The mentors and advisors you make in the early stages of your blooming business “will save you a lot of time going down roads that people have already shown are not worth it,” she adds.
Preetish Nijahawan, Co-Founder and Managing Director of Cervin Ventures in Palo Alto, Calif., refers to the investor-founder relationship as a “marriage”. Kozler compares the relationship to a romantic relationship, too. “These are relationships you’ll be in, hopefully, for many years,” she says.
Thus, you want to pick not just the first investors willing to hand out funds, but those “that match your personality and your style of doing business,” Nijahawan says. In fact, he recommends that founders do as investors do when they’re looking into investment prospects. “We do a lot of homework before we invest. We talk to people you’ve worked with. You guys should be doing the same about us.”
He recommends you find an investor “that can add some value in terms of customers, or recruiting, and they don’t freak out too much when things go badly—and things will go badly; that’s just the nature of a startup.”

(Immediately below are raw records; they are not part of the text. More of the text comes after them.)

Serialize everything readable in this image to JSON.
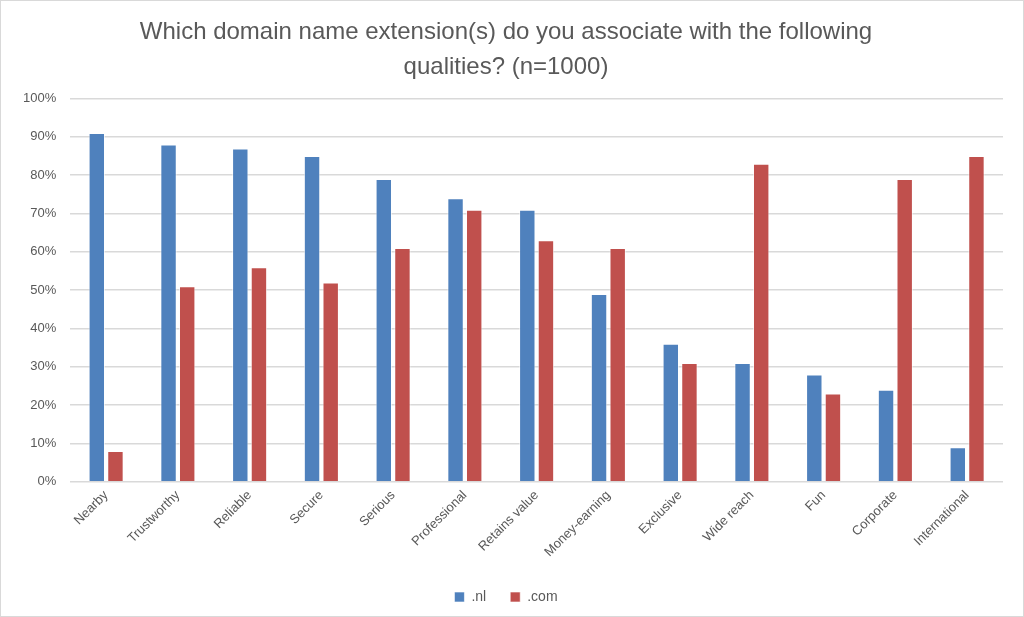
{
  "chart_data": {
    "type": "bar",
    "title": "Which domain name extension(s) do you associate with the following qualities? (n=1000)",
    "categories": [
      "Nearby",
      "Trustworthy",
      "Reliable",
      "Secure",
      "Serious",
      "Professional",
      "Retains value",
      "Money-earning",
      "Exclusive",
      "Wide reach",
      "Fun",
      "Corporate",
      "International"
    ],
    "series": [
      {
        "name": ".nl",
        "color": "#4f81bd",
        "values": [
          91,
          88,
          87,
          85,
          79,
          74,
          71,
          49,
          36,
          31,
          28,
          24,
          9
        ]
      },
      {
        "name": ".com",
        "color": "#c0504d",
        "values": [
          8,
          51,
          56,
          52,
          61,
          71,
          63,
          61,
          31,
          83,
          23,
          79,
          85
        ]
      }
    ],
    "ylim": [
      0,
      100
    ],
    "yticks": [
      {
        "value": 0,
        "label": "0%"
      },
      {
        "value": 10,
        "label": "10%"
      },
      {
        "value": 20,
        "label": "20%"
      },
      {
        "value": 30,
        "label": "30%"
      },
      {
        "value": 40,
        "label": "40%"
      },
      {
        "value": 50,
        "label": "50%"
      },
      {
        "value": 60,
        "label": "60%"
      },
      {
        "value": 70,
        "label": "70%"
      },
      {
        "value": 80,
        "label": "80%"
      },
      {
        "value": 90,
        "label": "90%"
      },
      {
        "value": 100,
        "label": "100%"
      }
    ],
    "grid": "y",
    "legend": "bottom"
  }
}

Of course, finding that perfect match with an investor is not magic. “There’s no formula. It’s a lot of hustle and bustle,” says Nijahawan. “You have to be relentless.”
Kozler says that accelerator programs (formerly called incubators), if you can get into one, can be a great boon to a startup. “They’ll hold your hand, guide you, tell you how to talk to an investor and bring investors there to see a demonstration,” she explains.
Additionally, pitch competitions can provide investor feedback on an idea that can help in the early stages.
As for when it’s time to go after this funding, that depends upon several things. Timing is important, Kozler stresses. “Do you have the right idea at the right time?” She urges founders to be open to receiving feedback. She and her co-founder, her husband, pay close attention when considering a project to whether or not the founder is “coachable” because founders have to be flexible and open in order to take the right advice and grow.
“We always ask ‘What made you think of this idea now? Why do you think it should be in the market?’” she says.
Perhaps the most important question when it comes to investors, she says, is, “How big of a market is there for this? You might have a great idea, and maybe you’ll make a good little business at it, but venture capital is always looking for the billion dollar idea.”
Moreover, you will have to prove to an investor that you have what it takes to keep going against “every single road block that is going to come your way,” she insists.
Nijahawan agrees that a “potentially massive market” is a key selling point to investors. However, sometimes, if you’ve produced a product and attracted a customer, he says the need to hire will drive the need to attract funding.
“You have to be ready in the sense that your idea must be fundable,” he says.